Notwithstanding, the Board claims "it gets you nowhere if you only make peace with your friends". Really? Can we expect a historic Board rapprochement with Hamas? Or al Qaeda? Or Iran?
A clue to the Board's idiocy lies elsewhere in the joint statement, which condemns both antisemitism and "Islamophobia" as if these were equal forms of bigotry.
This is a terrible error. While antisemitism is a true prejudice for which there can never be a shred of rational justification, "Islamophobia" is a catch-all phrase used to demonise anyone who makes a legitimate criticism of Islam or Muslims.
So while there may be some who unreasonably hate all Muslims, those who warn about the Islamic jihad or condemn Muslim attacks on women and girls or freedom of speech are condemned as "Islamophobic" to silence such criticism.

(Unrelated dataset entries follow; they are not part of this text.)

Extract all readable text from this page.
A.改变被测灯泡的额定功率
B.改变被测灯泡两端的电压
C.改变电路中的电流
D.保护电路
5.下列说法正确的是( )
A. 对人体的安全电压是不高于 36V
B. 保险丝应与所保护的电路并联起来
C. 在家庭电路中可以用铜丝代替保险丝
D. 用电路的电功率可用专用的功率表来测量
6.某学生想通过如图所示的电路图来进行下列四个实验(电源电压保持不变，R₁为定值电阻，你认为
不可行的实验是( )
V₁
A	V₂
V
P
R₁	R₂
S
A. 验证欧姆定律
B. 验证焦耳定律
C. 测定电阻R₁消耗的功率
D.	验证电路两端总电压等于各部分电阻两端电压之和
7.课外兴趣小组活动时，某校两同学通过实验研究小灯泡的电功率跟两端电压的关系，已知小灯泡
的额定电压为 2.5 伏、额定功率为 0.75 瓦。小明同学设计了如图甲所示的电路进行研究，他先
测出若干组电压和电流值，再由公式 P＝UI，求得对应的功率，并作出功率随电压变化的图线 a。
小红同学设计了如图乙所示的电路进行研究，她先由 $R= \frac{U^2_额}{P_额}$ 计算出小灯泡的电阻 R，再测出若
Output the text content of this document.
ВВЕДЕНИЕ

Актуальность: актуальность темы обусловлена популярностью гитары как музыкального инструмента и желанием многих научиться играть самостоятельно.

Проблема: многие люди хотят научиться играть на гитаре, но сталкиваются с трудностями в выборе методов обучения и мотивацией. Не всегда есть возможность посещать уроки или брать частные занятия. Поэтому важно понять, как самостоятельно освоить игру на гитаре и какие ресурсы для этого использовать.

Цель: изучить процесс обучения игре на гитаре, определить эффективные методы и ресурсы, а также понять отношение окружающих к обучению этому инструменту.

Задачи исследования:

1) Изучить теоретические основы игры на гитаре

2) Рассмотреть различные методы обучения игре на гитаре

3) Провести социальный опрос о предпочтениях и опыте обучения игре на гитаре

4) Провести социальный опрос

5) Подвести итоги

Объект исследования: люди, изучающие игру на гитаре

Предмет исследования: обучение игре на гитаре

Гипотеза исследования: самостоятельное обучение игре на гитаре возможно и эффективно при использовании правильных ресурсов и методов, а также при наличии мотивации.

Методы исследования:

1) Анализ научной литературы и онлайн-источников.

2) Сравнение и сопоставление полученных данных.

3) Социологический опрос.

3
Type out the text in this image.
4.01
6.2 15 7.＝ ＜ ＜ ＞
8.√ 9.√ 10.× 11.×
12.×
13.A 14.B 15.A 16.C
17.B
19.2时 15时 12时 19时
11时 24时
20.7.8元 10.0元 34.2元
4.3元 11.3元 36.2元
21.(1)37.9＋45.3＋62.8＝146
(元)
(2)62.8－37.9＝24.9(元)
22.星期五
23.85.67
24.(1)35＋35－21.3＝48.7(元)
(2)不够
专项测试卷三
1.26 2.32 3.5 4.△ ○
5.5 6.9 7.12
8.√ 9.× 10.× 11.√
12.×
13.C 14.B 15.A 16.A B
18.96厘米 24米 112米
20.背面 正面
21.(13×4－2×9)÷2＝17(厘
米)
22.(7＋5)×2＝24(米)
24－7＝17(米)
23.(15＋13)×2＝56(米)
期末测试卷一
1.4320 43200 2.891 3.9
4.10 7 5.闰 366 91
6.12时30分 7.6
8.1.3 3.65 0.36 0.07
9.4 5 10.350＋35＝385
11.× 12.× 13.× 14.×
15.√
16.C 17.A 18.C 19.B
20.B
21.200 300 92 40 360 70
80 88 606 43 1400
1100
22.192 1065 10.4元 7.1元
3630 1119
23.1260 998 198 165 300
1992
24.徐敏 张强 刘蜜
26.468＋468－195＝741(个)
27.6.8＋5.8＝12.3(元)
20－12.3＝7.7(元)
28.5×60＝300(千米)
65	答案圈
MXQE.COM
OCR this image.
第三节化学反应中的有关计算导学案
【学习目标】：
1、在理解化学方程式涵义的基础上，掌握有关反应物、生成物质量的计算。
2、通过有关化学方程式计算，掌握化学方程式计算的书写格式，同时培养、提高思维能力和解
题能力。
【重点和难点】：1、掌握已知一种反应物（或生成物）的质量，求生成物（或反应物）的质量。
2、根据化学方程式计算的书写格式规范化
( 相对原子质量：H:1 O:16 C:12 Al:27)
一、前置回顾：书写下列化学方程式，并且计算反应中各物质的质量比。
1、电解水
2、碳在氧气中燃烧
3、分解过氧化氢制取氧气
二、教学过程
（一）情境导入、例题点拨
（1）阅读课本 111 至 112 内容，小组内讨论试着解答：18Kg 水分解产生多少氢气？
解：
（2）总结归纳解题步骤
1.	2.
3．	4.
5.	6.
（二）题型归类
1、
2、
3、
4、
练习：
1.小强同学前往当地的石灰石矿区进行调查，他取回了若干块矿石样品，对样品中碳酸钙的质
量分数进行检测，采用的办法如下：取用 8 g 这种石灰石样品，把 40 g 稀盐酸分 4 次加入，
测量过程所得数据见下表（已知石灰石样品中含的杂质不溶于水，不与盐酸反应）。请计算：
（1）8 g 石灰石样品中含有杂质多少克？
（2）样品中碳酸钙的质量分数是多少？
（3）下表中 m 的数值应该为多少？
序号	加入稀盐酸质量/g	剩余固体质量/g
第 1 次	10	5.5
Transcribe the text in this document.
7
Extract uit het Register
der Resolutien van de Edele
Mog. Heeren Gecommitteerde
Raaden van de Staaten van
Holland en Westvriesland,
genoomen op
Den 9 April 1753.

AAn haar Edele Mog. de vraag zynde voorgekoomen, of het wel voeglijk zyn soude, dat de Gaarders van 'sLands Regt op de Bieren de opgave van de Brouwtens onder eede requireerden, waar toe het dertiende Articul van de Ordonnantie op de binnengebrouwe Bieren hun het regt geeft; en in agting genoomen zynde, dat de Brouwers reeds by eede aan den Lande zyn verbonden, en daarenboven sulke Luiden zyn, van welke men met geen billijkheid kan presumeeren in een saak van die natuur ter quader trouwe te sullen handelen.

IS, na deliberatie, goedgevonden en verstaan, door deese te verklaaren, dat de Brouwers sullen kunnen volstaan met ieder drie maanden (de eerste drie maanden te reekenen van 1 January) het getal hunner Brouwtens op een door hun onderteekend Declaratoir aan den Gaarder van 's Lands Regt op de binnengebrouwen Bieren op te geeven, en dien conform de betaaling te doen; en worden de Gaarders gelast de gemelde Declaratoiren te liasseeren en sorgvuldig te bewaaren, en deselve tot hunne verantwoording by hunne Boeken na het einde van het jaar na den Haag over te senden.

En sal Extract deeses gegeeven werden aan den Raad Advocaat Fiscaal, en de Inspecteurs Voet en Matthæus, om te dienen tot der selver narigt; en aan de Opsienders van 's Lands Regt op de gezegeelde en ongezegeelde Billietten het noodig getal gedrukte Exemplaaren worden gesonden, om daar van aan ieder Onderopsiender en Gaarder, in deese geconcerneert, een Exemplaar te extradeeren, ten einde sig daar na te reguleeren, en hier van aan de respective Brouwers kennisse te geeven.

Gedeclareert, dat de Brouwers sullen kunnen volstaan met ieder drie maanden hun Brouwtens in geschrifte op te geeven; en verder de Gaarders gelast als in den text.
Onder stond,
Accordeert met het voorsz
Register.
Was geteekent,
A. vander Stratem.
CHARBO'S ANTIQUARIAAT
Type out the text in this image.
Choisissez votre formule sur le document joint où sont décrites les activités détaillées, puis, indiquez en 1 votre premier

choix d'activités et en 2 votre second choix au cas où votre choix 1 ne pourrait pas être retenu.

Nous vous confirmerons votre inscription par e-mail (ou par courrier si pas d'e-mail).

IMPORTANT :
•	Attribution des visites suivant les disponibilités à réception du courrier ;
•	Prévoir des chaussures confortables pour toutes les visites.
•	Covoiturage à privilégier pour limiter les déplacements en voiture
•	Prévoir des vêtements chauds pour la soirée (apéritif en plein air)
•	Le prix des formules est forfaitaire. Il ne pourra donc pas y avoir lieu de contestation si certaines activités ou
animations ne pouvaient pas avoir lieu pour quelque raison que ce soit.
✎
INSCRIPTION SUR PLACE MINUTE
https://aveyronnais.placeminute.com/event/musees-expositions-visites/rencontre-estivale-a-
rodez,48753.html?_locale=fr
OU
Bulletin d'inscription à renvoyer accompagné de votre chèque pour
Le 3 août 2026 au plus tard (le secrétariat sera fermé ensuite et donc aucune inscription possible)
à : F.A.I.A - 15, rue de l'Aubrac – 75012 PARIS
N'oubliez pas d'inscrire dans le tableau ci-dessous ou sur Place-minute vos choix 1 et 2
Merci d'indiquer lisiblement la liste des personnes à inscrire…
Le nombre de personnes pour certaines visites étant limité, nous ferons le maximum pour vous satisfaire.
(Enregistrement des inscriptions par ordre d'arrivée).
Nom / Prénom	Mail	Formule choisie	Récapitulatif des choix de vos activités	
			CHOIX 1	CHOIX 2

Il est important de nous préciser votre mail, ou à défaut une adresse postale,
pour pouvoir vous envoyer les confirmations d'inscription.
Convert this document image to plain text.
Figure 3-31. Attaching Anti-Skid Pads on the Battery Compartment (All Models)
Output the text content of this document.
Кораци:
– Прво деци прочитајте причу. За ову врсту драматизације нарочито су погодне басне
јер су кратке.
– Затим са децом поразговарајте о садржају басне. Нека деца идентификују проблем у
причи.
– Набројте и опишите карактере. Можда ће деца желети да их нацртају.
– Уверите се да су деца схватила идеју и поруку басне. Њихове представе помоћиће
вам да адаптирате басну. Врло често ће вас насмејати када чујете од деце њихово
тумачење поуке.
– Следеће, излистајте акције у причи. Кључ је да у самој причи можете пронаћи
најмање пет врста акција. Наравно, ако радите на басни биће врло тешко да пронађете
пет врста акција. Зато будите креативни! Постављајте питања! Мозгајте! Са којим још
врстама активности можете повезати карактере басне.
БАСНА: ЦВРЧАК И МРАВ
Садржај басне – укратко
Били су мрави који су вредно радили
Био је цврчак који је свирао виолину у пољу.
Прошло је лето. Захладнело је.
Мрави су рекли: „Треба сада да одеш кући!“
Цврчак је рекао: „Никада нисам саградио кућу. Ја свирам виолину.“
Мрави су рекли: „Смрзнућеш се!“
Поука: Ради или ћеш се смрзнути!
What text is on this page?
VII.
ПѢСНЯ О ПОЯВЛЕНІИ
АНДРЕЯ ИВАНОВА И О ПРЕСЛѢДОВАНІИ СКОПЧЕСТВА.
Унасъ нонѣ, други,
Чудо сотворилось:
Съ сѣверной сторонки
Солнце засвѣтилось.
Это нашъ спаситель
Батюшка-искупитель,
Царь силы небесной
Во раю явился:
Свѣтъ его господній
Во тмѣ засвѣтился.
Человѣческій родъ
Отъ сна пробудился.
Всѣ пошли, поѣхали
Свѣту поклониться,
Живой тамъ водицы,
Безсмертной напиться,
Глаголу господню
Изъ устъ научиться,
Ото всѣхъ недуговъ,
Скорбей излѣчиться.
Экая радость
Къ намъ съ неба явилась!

Those who point out the virulent antisemitism in Muslim societies are similarly branded. And because the Jewish leadership is desperate to appease Muslims, it is - astoundingly - silent about Muslim antisemitism. Instead, it, too, demonises those who warn against Islamic extremism as "right-wingers" or "Islamophobes".
The Board's spokesman has ludicrously insisted it is right to oppose "Islamophobia" because "racism is racism". It would appear that the Board doesn't even understand that Islam is not a race but a religion.
The Jewish leadership has now invested legitimate criticism of Islam with a status equivalent to the most hateful prejudice in the world. It has thus helped silence criticism of threatening Islamic behaviour and made all in Britain more vulnerable to attack.
Similarly, by awarding a kitemark of respectability to the MCB, it has undermined all who struggle to defend Britain against Islamic extremism. A Muslim academic, Mohammed al Husseini, has expressed his sense of betrayal at the Board's "collaboration" with the MCB.
All decent people, Jews and non-Jews - including truly anti-jihadi Muslims - need to stand shoulder to shoulder against Islamic extremism. Instead, the UK's Jewish leadership has breached the defences and strengthened the foe.